I'm 100% supportive of this.

bentsherman commented 4 years ago

For Pearson and Spearman correlation we can use the following relation:

t_obs^2 = r^2 (n - 2) / (1 - r^2)

To get the associated p-value, we have to compute alpha such that t_obs = t(alpha, n - 2)

Using the scipy source code as a reference:

bentsherman commented 4 years ago

The nice thing here is that we only need (1) the correlation and (2) the sample size to perform this significance test, so it can be implemented as a separate analytic rather than as part of similarity.
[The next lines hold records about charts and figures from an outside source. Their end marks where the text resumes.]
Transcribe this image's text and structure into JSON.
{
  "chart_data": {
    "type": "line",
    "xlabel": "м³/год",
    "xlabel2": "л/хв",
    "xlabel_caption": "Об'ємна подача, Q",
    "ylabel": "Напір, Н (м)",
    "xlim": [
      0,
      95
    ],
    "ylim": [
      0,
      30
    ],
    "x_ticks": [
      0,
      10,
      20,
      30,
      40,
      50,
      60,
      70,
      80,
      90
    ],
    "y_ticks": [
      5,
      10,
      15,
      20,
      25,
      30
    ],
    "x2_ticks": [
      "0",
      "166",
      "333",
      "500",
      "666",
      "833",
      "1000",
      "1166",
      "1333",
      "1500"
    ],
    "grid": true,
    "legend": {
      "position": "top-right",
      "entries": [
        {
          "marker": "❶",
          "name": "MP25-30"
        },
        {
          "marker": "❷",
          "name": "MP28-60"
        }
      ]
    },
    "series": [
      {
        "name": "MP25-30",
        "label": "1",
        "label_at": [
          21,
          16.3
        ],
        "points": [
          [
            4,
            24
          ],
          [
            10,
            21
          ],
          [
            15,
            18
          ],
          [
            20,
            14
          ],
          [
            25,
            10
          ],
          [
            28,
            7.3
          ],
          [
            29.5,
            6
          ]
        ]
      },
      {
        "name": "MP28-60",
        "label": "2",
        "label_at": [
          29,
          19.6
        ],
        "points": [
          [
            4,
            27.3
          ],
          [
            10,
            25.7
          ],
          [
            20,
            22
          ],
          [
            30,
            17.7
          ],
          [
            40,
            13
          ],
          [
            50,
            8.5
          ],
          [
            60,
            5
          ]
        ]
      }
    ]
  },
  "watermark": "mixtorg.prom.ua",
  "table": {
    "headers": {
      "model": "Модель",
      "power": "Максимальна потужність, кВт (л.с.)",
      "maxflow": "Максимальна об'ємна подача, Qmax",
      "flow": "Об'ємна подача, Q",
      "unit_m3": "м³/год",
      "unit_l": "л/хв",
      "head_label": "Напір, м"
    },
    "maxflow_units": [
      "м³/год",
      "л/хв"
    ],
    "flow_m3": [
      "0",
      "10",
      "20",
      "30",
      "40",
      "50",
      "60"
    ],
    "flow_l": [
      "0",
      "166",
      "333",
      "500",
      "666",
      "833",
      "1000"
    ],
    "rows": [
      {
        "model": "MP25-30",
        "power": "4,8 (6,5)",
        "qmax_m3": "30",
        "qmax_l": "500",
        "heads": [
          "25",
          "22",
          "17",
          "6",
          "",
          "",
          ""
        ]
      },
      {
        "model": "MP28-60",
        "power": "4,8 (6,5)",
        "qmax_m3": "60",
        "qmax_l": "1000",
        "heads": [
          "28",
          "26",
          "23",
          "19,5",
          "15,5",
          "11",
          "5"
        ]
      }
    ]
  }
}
The challenge is that we have to compute this incomplete beta integral:

df = n - 2
prob = special.betainc(0.5 * df, 0.5, df/(df + t_squared))

After doing some digging, it doesn't look like betainc is implemented in Python, but rather in some low-level numerical library.

So one really easy solution would be to write a Python script that reads the network file and performs the proper significance test on each edge. We also might be able to do it in KINC via statslib (actually it looks like GCEM has an incomplete_beta function here).

spficklin commented 4 years ago

@bentsherman we have a power analysis filter (the corrpower annaltyic) built into KINC that will remove edges that don't have sufficient samples to justify the correlation score given a desired power (1-Beta) and significance level (alpha). It sounds quite similar to what you're trying to do here.

bentsherman commented 4 years ago

@spficklin I think you're right, and that corrpower analytic makes a lot more sense now... closing.